The minister criticised JU at a meeting with vice-chancellors on June 13 because the unilateral fixing of criteria went against the education department’s decision to have a uniform assessment criteria across all universities.
“A meeting of our examination board has been called this week to tweak the evaluation criteria in accordance with the government’s recommendation. A government advisory containing assessment parameters will soon be issued,” a JU official said.
Partha Chatterjee told The Telegraph on Sunday: “The department will soon issue the guideline. Now, it is up to the universities to decide what to do.”
He, however, did not say what the guidelines would contain. Nor did he comment on his criticism of JU.
At the June 13 meeting, JU was represented by pro-VCs Chiranjeeb Bhattacharya and Pradip Ghosh. One of them briefed Chatterjee about the assessment criteria for engineering and arts students.
The day before, the university had decided that the undergraduate final-semester students in the arts faculty would be assessed by giving 60 per cent weightage to the marks in previous semester exams and the rest to internal assessment.
Sources said the June 13 meeting decided that equal weightage would be given to previous semester exams and internal assessment, in line with a UGC guideline.
The sources said Chatterjee did not comment on the criteria for engineering students because the All India Council for Technical Education has left it to the institutes to decide on the mode of assessment for graduating BTech students.
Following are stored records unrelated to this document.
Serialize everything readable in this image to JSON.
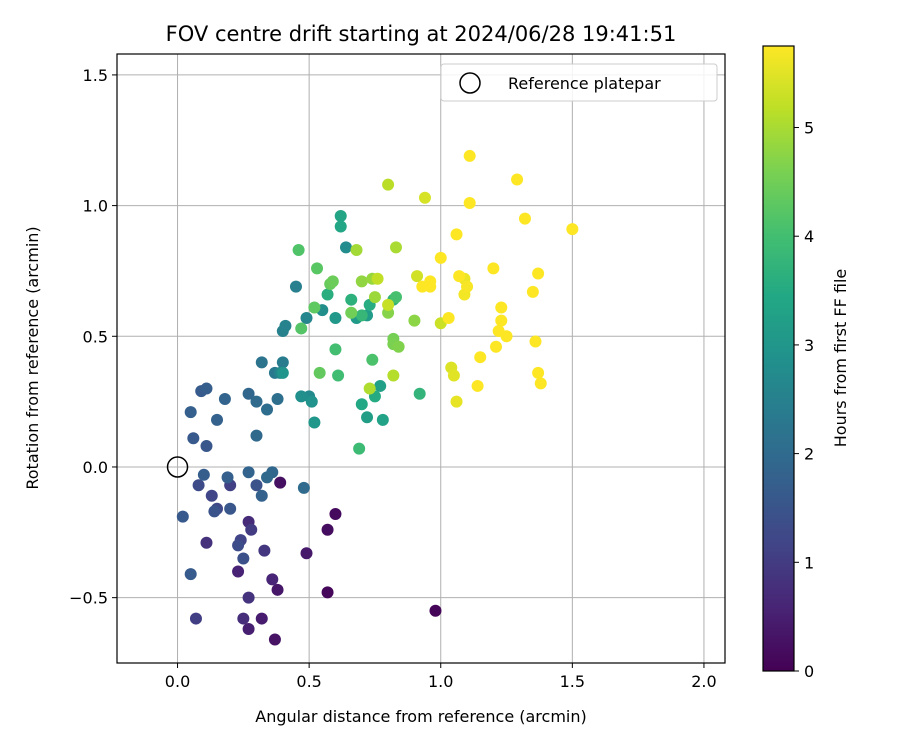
{
  "chart_data": {
    "type": "scatter",
    "title": "FOV centre drift starting at 2024/06/28 19:41:51",
    "xlabel": "Angular distance from reference (arcmin)",
    "ylabel": "Rotation from reference (arcmin)",
    "xlim": [
      -0.23,
      2.08
    ],
    "ylim": [
      -0.75,
      1.58
    ],
    "xticks": [
      0.0,
      0.5,
      1.0,
      1.5,
      2.0
    ],
    "xtick_labels": [
      "0.0",
      "0.5",
      "1.0",
      "1.5",
      "2.0"
    ],
    "yticks": [
      -0.5,
      0.0,
      0.5,
      1.0,
      1.5
    ],
    "ytick_labels": [
      "−0.5",
      "0.0",
      "0.5",
      "1.0",
      "1.5"
    ],
    "grid": true,
    "colormap": "viridis",
    "colorbar": {
      "label": "Hours from first FF file",
      "range": [
        0,
        5.75
      ],
      "ticks": [
        0,
        1,
        2,
        3,
        4,
        5
      ],
      "tick_labels": [
        "0",
        "1",
        "2",
        "3",
        "4",
        "5"
      ]
    },
    "legend": {
      "position": "top-right",
      "entries": [
        {
          "label": "Reference platepar",
          "marker": "open-circle"
        }
      ]
    },
    "reference_point": {
      "x": 0.0,
      "y": 0.0
    },
    "points": [
      {
        "x": 0.98,
        "y": -0.55,
        "t": 0.05
      },
      {
        "x": 0.57,
        "y": -0.48,
        "t": 0.1
      },
      {
        "x": 0.6,
        "y": -0.18,
        "t": 0.15
      },
      {
        "x": 0.57,
        "y": -0.24,
        "t": 0.2
      },
      {
        "x": 0.39,
        "y": -0.06,
        "t": 0.25
      },
      {
        "x": 0.37,
        "y": -0.66,
        "t": 0.3
      },
      {
        "x": 0.38,
        "y": -0.47,
        "t": 0.35
      },
      {
        "x": 0.49,
        "y": -0.33,
        "t": 0.4
      },
      {
        "x": 0.32,
        "y": -0.58,
        "t": 0.45
      },
      {
        "x": 0.27,
        "y": -0.62,
        "t": 0.5
      },
      {
        "x": 0.23,
        "y": -0.4,
        "t": 0.55
      },
      {
        "x": 0.36,
        "y": -0.43,
        "t": 0.6
      },
      {
        "x": 0.27,
        "y": -0.21,
        "t": 0.7
      },
      {
        "x": 0.25,
        "y": -0.58,
        "t": 0.75
      },
      {
        "x": 0.11,
        "y": -0.29,
        "t": 0.8
      },
      {
        "x": 0.27,
        "y": -0.5,
        "t": 0.85
      },
      {
        "x": 0.33,
        "y": -0.32,
        "t": 0.9
      },
      {
        "x": 0.28,
        "y": -0.24,
        "t": 1.0
      },
      {
        "x": 0.07,
        "y": -0.58,
        "t": 1.05
      },
      {
        "x": 0.2,
        "y": -0.07,
        "t": 1.1
      },
      {
        "x": 0.24,
        "y": -0.28,
        "t": 1.15
      },
      {
        "x": 0.13,
        "y": -0.11,
        "t": 1.2
      },
      {
        "x": 0.15,
        "y": -0.16,
        "t": 1.25
      },
      {
        "x": 0.08,
        "y": -0.07,
        "t": 1.3
      },
      {
        "x": 0.23,
        "y": -0.3,
        "t": 1.35
      },
      {
        "x": 0.25,
        "y": -0.35,
        "t": 1.4
      },
      {
        "x": 0.3,
        "y": -0.07,
        "t": 1.45
      },
      {
        "x": 0.14,
        "y": -0.17,
        "t": 1.5
      },
      {
        "x": 0.2,
        "y": -0.16,
        "t": 1.55
      },
      {
        "x": 0.02,
        "y": -0.19,
        "t": 1.6
      },
      {
        "x": 0.05,
        "y": -0.41,
        "t": 1.65
      },
      {
        "x": 0.1,
        "y": -0.03,
        "t": 1.7
      },
      {
        "x": 0.19,
        "y": -0.04,
        "t": 1.75
      },
      {
        "x": 0.32,
        "y": -0.11,
        "t": 1.8
      },
      {
        "x": 0.27,
        "y": -0.02,
        "t": 1.85
      },
      {
        "x": 0.36,
        "y": -0.02,
        "t": 1.9
      },
      {
        "x": 0.34,
        "y": -0.04,
        "t": 1.95
      },
      {
        "x": 0.48,
        "y": -0.08,
        "t": 2.0
      },
      {
        "x": 0.11,
        "y": 0.08,
        "t": 1.55
      },
      {
        "x": 0.06,
        "y": 0.11,
        "t": 1.6
      },
      {
        "x": 0.09,
        "y": 0.29,
        "t": 1.65
      },
      {
        "x": 0.11,
        "y": 0.3,
        "t": 1.7
      },
      {
        "x": 0.05,
        "y": 0.21,
        "t": 1.75
      },
      {
        "x": 0.15,
        "y": 0.18,
        "t": 1.8
      },
      {
        "x": 0.18,
        "y": 0.26,
        "t": 1.85
      },
      {
        "x": 0.27,
        "y": 0.28,
        "t": 1.9
      },
      {
        "x": 0.3,
        "y": 0.12,
        "t": 1.95
      },
      {
        "x": 0.3,
        "y": 0.25,
        "t": 2.0
      },
      {
        "x": 0.34,
        "y": 0.22,
        "t": 2.05
      },
      {
        "x": 0.38,
        "y": 0.26,
        "t": 2.1
      },
      {
        "x": 0.32,
        "y": 0.4,
        "t": 2.2
      },
      {
        "x": 0.37,
        "y": 0.36,
        "t": 2.3
      },
      {
        "x": 0.4,
        "y": 0.4,
        "t": 2.4
      },
      {
        "x": 0.45,
        "y": 0.69,
        "t": 2.45
      },
      {
        "x": 0.4,
        "y": 0.52,
        "t": 2.5
      },
      {
        "x": 0.41,
        "y": 0.54,
        "t": 2.55
      },
      {
        "x": 0.39,
        "y": 0.36,
        "t": 2.6
      },
      {
        "x": 0.49,
        "y": 0.57,
        "t": 2.65
      },
      {
        "x": 0.5,
        "y": 0.27,
        "t": 2.7
      },
      {
        "x": 0.64,
        "y": 0.84,
        "t": 2.75
      },
      {
        "x": 0.55,
        "y": 0.6,
        "t": 2.8
      },
      {
        "x": 0.47,
        "y": 0.27,
        "t": 2.85
      },
      {
        "x": 0.51,
        "y": 0.25,
        "t": 2.9
      },
      {
        "x": 0.4,
        "y": 0.36,
        "t": 2.95
      },
      {
        "x": 0.52,
        "y": 0.17,
        "t": 3.0
      },
      {
        "x": 0.6,
        "y": 0.57,
        "t": 3.05
      },
      {
        "x": 0.68,
        "y": 0.57,
        "t": 3.1
      },
      {
        "x": 0.72,
        "y": 0.58,
        "t": 3.15
      },
      {
        "x": 0.72,
        "y": 0.19,
        "t": 3.2
      },
      {
        "x": 0.77,
        "y": 0.31,
        "t": 3.25
      },
      {
        "x": 0.78,
        "y": 0.18,
        "t": 3.3
      },
      {
        "x": 0.62,
        "y": 0.96,
        "t": 3.35
      },
      {
        "x": 0.62,
        "y": 0.92,
        "t": 3.4
      },
      {
        "x": 0.7,
        "y": 0.24,
        "t": 3.45
      },
      {
        "x": 0.75,
        "y": 0.27,
        "t": 3.5
      },
      {
        "x": 0.73,
        "y": 0.62,
        "t": 3.55
      },
      {
        "x": 0.57,
        "y": 0.66,
        "t": 3.6
      },
      {
        "x": 0.66,
        "y": 0.64,
        "t": 3.65
      },
      {
        "x": 0.82,
        "y": 0.64,
        "t": 3.7
      },
      {
        "x": 0.92,
        "y": 0.28,
        "t": 3.75
      },
      {
        "x": 0.7,
        "y": 0.58,
        "t": 3.8
      },
      {
        "x": 0.69,
        "y": 0.07,
        "t": 3.9
      },
      {
        "x": 0.61,
        "y": 0.35,
        "t": 3.95
      },
      {
        "x": 0.6,
        "y": 0.45,
        "t": 4.0
      },
      {
        "x": 0.83,
        "y": 0.65,
        "t": 4.05
      },
      {
        "x": 0.74,
        "y": 0.41,
        "t": 4.1
      },
      {
        "x": 0.46,
        "y": 0.83,
        "t": 4.15
      },
      {
        "x": 0.47,
        "y": 0.53,
        "t": 4.2
      },
      {
        "x": 0.53,
        "y": 0.76,
        "t": 4.25
      },
      {
        "x": 0.52,
        "y": 0.61,
        "t": 4.3
      },
      {
        "x": 0.54,
        "y": 0.36,
        "t": 4.35
      },
      {
        "x": 0.58,
        "y": 0.7,
        "t": 4.4
      },
      {
        "x": 0.59,
        "y": 0.71,
        "t": 4.45
      },
      {
        "x": 0.66,
        "y": 0.59,
        "t": 4.5
      },
      {
        "x": 0.82,
        "y": 0.49,
        "t": 4.55
      },
      {
        "x": 0.82,
        "y": 0.47,
        "t": 4.6
      },
      {
        "x": 0.84,
        "y": 0.46,
        "t": 4.65
      },
      {
        "x": 0.8,
        "y": 0.59,
        "t": 4.7
      },
      {
        "x": 0.9,
        "y": 0.56,
        "t": 4.75
      },
      {
        "x": 0.7,
        "y": 0.71,
        "t": 4.8
      },
      {
        "x": 0.74,
        "y": 0.72,
        "t": 4.85
      },
      {
        "x": 0.75,
        "y": 0.65,
        "t": 4.9
      },
      {
        "x": 0.68,
        "y": 0.83,
        "t": 4.95
      },
      {
        "x": 0.83,
        "y": 0.84,
        "t": 5.0
      },
      {
        "x": 0.73,
        "y": 0.3,
        "t": 5.05
      },
      {
        "x": 0.82,
        "y": 0.35,
        "t": 5.1
      },
      {
        "x": 0.8,
        "y": 1.08,
        "t": 5.15
      },
      {
        "x": 0.76,
        "y": 0.72,
        "t": 5.2
      },
      {
        "x": 0.8,
        "y": 0.62,
        "t": 5.25
      },
      {
        "x": 1.0,
        "y": 0.55,
        "t": 5.3
      },
      {
        "x": 0.91,
        "y": 0.73,
        "t": 5.35
      },
      {
        "x": 0.94,
        "y": 1.03,
        "t": 5.4
      },
      {
        "x": 1.04,
        "y": 0.38,
        "t": 5.45
      },
      {
        "x": 1.05,
        "y": 0.35,
        "t": 5.5
      },
      {
        "x": 1.06,
        "y": 0.25,
        "t": 5.55
      },
      {
        "x": 1.09,
        "y": 0.72,
        "t": 5.6
      },
      {
        "x": 1.09,
        "y": 0.66,
        "t": 5.65
      },
      {
        "x": 1.1,
        "y": 0.69,
        "t": 5.7
      },
      {
        "x": 1.11,
        "y": 1.19,
        "t": 5.75
      },
      {
        "x": 0.96,
        "y": 0.69,
        "t": 5.75
      },
      {
        "x": 1.0,
        "y": 0.8,
        "t": 5.75
      },
      {
        "x": 1.06,
        "y": 0.89,
        "t": 5.75
      },
      {
        "x": 1.07,
        "y": 0.73,
        "t": 5.75
      },
      {
        "x": 1.15,
        "y": 0.42,
        "t": 5.75
      },
      {
        "x": 1.2,
        "y": 0.76,
        "t": 5.75
      },
      {
        "x": 1.21,
        "y": 0.46,
        "t": 5.75
      },
      {
        "x": 1.22,
        "y": 0.52,
        "t": 5.75
      },
      {
        "x": 1.23,
        "y": 0.61,
        "t": 5.75
      },
      {
        "x": 1.23,
        "y": 0.56,
        "t": 5.75
      },
      {
        "x": 1.25,
        "y": 0.5,
        "t": 5.75
      },
      {
        "x": 1.29,
        "y": 1.1,
        "t": 5.75
      },
      {
        "x": 1.32,
        "y": 0.95,
        "t": 5.75
      },
      {
        "x": 1.35,
        "y": 0.67,
        "t": 5.75
      },
      {
        "x": 1.36,
        "y": 0.48,
        "t": 5.75
      },
      {
        "x": 1.37,
        "y": 0.74,
        "t": 5.75
      },
      {
        "x": 1.37,
        "y": 0.36,
        "t": 5.75
      },
      {
        "x": 1.38,
        "y": 0.32,
        "t": 5.75
      },
      {
        "x": 1.14,
        "y": 0.31,
        "t": 5.75
      },
      {
        "x": 1.11,
        "y": 1.01,
        "t": 5.75
      },
      {
        "x": 1.5,
        "y": 0.91,
        "t": 5.75
      },
      {
        "x": 0.96,
        "y": 0.71,
        "t": 5.75
      },
      {
        "x": 0.93,
        "y": 0.69,
        "t": 5.75
      },
      {
        "x": 1.03,
        "y": 0.57,
        "t": 5.75
      }
    ]
  }
}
The UGC guideline on exams and academic calendar, in view of the Covid-19 pandemic, says the universities may while assessing students award equal weightage to previous performance and the internal assessment.
The Telegraph had on June 14 reported that the VCs suggested the model recommended by the UGC.
Repeated calls to the two pro-VCs went unanswered. Calls to VC Suranjan Das, too, did not elicit any response.
A JU official said the university could not be blamed for fixing the assessment criteria of arts students.
He said that during an earlier interaction with the department, it was said that the universities were free to decide on the assessment parameters on their own.
“Now, when a university has proceeded on its own, it is being criticised,” he said.